Pleasantries involved in its building: yellow fever; malaria; typhoid fever; smallpox; pneumonia; dysentery; beriberi; food poisoning; snakebite; sunstroke.
David
Two events were pivotal in making the canal’s construction a success. The first was acquiring the right to build it. The second was dealing with yellow fever, the most horrifying of those “pleasantries.” Success in both helped assure U.S. emergence as a world power.
The venture’s imperialist character wasn’t unappreciated at the time even though Theodore Roosevelt impatiently insisted “our government was bound by every consideration of honor and humanity . . . to take exactly the steps we took.” Those steps included violating our treaty with Colombia, aborting negotiations to modify or replace the treaty, and deploying the U.S. military to help effect the taking of Panama from the Colombians.
After acquiring the right even to build the canal, challenges remained that were gigantic. An essential matter was disease, especially yellow fever. By the time the canal became an American project, scientists had established as fact that yellow fever’s source was a specific mosquito. Then, as now, men with power distrusted scientists and dismissed their consensus: “The Isthmian Canal Commission…did not seriously entertain the notion that mosquitos could be the cause of yellow fever or malaria.” The head of the Canal Commission called the theory “balderdash.” Governor Davis thought it a “wild” idea. Chief Engineer John Wallace believed “good health on the Isthmus was nothing more than a question of personal deportment.”
As someone might tweet today, or have telegraphed back then: SLEAZEY SCIENCE LIES. MOSQUITOS?—FAKE NEWS BITES!!!
Roosevelt realized the news was not fake after listening to his friend, Dr.

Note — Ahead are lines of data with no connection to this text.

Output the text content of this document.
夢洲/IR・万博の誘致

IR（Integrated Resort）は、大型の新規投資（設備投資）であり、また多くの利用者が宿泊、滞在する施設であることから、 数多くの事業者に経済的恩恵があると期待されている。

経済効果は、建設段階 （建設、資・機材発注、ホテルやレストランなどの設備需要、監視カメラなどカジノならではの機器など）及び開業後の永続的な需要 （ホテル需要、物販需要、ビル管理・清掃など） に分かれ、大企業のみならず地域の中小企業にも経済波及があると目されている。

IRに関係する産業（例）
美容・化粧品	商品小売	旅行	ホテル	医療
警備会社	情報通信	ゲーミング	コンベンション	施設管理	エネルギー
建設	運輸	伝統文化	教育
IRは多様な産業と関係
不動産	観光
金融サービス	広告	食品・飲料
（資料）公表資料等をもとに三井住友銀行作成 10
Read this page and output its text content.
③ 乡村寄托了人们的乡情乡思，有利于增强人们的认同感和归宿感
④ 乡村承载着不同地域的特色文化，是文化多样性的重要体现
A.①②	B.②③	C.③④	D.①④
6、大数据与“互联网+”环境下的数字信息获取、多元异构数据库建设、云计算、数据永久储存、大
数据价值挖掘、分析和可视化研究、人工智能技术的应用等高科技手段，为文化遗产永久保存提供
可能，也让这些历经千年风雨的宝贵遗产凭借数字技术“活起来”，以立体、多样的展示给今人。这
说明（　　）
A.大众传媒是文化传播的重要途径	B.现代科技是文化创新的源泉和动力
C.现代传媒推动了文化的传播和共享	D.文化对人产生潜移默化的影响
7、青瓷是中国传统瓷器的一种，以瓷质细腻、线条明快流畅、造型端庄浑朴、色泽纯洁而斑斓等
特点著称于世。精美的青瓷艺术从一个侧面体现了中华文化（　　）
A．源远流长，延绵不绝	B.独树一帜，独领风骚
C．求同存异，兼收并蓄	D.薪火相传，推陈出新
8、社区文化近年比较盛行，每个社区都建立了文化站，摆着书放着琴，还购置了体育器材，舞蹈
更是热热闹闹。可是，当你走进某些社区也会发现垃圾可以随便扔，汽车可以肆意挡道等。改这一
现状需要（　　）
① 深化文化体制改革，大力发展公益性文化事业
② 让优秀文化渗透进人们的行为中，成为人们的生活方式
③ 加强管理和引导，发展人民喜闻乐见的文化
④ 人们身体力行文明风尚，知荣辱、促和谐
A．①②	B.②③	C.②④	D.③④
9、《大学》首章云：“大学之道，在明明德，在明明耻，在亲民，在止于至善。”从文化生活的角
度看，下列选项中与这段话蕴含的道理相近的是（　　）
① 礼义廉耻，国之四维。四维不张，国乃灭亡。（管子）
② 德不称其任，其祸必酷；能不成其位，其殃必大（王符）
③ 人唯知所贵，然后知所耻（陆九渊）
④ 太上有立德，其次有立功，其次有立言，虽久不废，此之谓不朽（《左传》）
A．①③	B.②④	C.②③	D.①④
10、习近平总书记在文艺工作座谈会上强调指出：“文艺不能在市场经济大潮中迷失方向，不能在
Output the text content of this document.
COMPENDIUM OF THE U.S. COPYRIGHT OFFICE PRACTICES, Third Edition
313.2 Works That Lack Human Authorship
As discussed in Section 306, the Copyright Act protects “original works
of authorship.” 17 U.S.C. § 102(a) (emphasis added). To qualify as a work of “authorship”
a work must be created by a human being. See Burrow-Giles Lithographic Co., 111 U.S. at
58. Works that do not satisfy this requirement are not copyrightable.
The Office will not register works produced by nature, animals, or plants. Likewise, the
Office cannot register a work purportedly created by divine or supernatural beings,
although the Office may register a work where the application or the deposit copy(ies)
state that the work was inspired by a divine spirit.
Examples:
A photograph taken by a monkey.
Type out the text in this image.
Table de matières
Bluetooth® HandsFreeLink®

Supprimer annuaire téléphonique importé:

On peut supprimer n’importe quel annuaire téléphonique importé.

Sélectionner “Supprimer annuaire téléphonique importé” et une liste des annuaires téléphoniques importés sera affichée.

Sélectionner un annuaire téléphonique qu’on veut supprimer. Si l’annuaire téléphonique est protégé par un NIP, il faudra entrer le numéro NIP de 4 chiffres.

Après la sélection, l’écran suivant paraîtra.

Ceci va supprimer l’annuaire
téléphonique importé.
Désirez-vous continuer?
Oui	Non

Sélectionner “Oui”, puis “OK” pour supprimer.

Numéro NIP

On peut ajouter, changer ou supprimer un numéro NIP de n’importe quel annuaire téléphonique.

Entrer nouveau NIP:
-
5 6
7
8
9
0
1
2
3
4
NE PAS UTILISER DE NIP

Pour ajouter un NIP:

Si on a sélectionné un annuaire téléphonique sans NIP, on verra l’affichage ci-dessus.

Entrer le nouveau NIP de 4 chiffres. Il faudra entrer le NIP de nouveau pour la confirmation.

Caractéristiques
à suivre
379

Alexander Lambert, who told him, “Smells and filth, Mr. President, have nothing to do with the malaria or the Yellow fever. You are facing one of the greatest decisions of your career…If you fall back upon the old methods…you will fail…If you back up [U.S. Army physician] Gorgas and his ideas…you will get your canal.” TR’s decision to follow Gorgas defeated the yellow fever scourge that frightened workers most. The incidence of malaria fell dramatically too, an even more important victory for the project.
There is much else of outstanding interest in David McCullough’s history of the canal, particularly his recounting of the previous French effort that American engineers in Panama concluded was heroic. I won’t tell more except to comment about the final chapter. In it McCullough shows in great detail what happens when a ship passes through the canal, not skimping on technical aspects of how the locks work, what must be done on the ship, etc. It’s just the sort of thing to blunt my interest. But here, after living with the canal for some 600 extraordinary pages, I could not have been more engaged by his descriptions. By this I mean to say, The Path Between the Seas is a great book.
Some of the engineering and technical
In my work, I've seen aspects of major projects such as pipelines and the creation or expansion of national parks. There are so many aspects to such projects and Mr. McCullough really shows the multiple issues and interests involved in building the canal, as he did for the Brooklyn Bridge. Some of the highlights for me were: the medical challenges, the kinds of society that developed in Panama, the role of the Canal in Panama's independence revolution, the French investment scandal and the “cult of personality” surrounding de Lesseps.